Sunday, January 22, 2012

What is more difficult to write: A sex scene or a death scene?

In a disscuss for my fiction workshop class, we debated this question for an entire period. I had this class last spring and have been thinking about the answer since then.            

             I personally think that it is more difficult to write a sex scene because a death scene requires mainly for it to be believable/realistic to produce the right emotions. From car crashes to gun fights to heart attacks, the scene requires action and emotions that cause the reader to feel excitement and dread at the same time. 
            While a sex scene requires to be both realistic and to not sound “cheesy”. A sex scene needs to feel intimate and sexual. Sex is awkward, yes. But it should be written with words one would use during their own real sexual encounters. Be as vulgar as possible or as subtle as the characters personalities portray. The reader needs to be able to sense the high intensely of that first kiss to the last breathless moan.

Is sex an important part of the relationship? 
            This is an important question that needs to be answered for the development of the characters and the story as a whole.
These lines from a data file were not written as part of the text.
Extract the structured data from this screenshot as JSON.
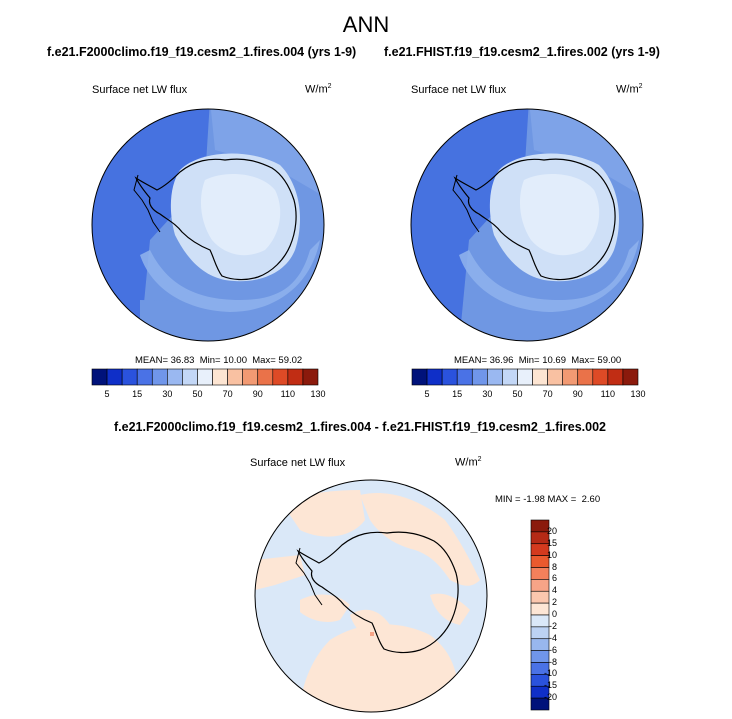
{
  "title": "ANN",
  "colors": {
    "ocean_mid": "#6f97e3",
    "ocean_dark": "#3f6bdf",
    "ocean_light": "#8db0ec",
    "ice": "#cfe0f7",
    "ice_light": "#e2edfb",
    "diff_neutral": "#dae8f8",
    "diff_pos": "#fde6d5",
    "coast": "#000000"
  },
  "panels": [
    {
      "case": "f.e21.F2000climo.f19_f19.cesm2_1.fires.004 (yrs 1-9)",
      "variable": "Surface net LW flux",
      "units_base": "W/m",
      "units_exp": "2",
      "mean_label": "MEAN=",
      "mean": "36.83",
      "min_label": "Min=",
      "min": "10.00",
      "max_label": "Max=",
      "max": "59.02"
    },
    {
      "case": "f.e21.FHIST.f19_f19.cesm2_1.fires.002 (yrs 1-9)",
      "variable": "Surface net LW flux",
      "units_base": "W/m",
      "units_exp": "2",
      "mean_label": "MEAN=",
      "mean": "36.96",
      "min_label": "Min=",
      "min": "10.69",
      "max_label": "Max=",
      "max": "59.00"
    }
  ],
  "colorbar": {
    "ticks": [
      "5",
      "15",
      "30",
      "50",
      "70",
      "90",
      "110",
      "130"
    ],
    "colors": [
      "#00127a",
      "#0f2fc8",
      "#2a52dd",
      "#4a72e6",
      "#7096ea",
      "#9ab8f1",
      "#c3d7f6",
      "#e8f0fb",
      "#fde5d2",
      "#f9c1a2",
      "#f29a73",
      "#ea7249",
      "#de4a26",
      "#c12d14",
      "#8b1a0c"
    ]
  },
  "difference": {
    "title": "f.e21.F2000climo.f19_f19.cesm2_1.fires.004 - f.e21.FHIST.f19_f19.cesm2_1.fires.002",
    "variable": "Surface net LW flux",
    "units_base": "W/m",
    "units_exp": "2",
    "min_label": "MIN =",
    "min": "-1.98",
    "max_label": "MAX =",
    "max": "2.60",
    "colorbar": {
      "ticks": [
        "20",
        "15",
        "10",
        "8",
        "6",
        "4",
        "2",
        "0",
        "-2",
        "-4",
        "-6",
        "-8",
        "-10",
        "-15",
        "-20"
      ],
      "colors": [
        "#8b1a0c",
        "#b52a16",
        "#d43a1e",
        "#ea5a2e",
        "#f3805b",
        "#f7a487",
        "#fbc7ae",
        "#fde6d5",
        "#dae8f8",
        "#bcd2f3",
        "#98b7ee",
        "#7096ea",
        "#4a72e6",
        "#2a52dd",
        "#0f2fc8",
        "#00127a"
      ]
    }
  }
}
It could be possible that the actual sex scene in itself may not be as important as the act. It may therefore, have a greater impact in one’s story to perhaps lead into a sex scene but then never actually go into great details. But rather, let the fade and let a new scene take over.

            On the other hand, the death scene is seen more often as the more important moment in plot development in most stories types. Characters are important. No one has experienced death before. Sex is a natural thing like breathing. Death is the opposite, not breathing. Need to bring out all of the right emotions. You can write around a sex scene. But if you wrote around someone’s death, you lose the important aspects of that person. How did they die, what did they die for, etc.

How do you foreshadow death?
            Both are difficult to write and need to stray away from the clichés. I find that the most important aspect here is word choice. Word choice, in itself is also very difficult to decide. There is for example, the need and respect of publicly correct terms.

Also, to create a good sex or death scene the buildup in both must be very powerful, meaning, etc. Both are equally important aspects of character and plot development and therefore must be presented in such a way. For great examples of these, I have found that one should, (part from books), read about them in plays and movie scripts.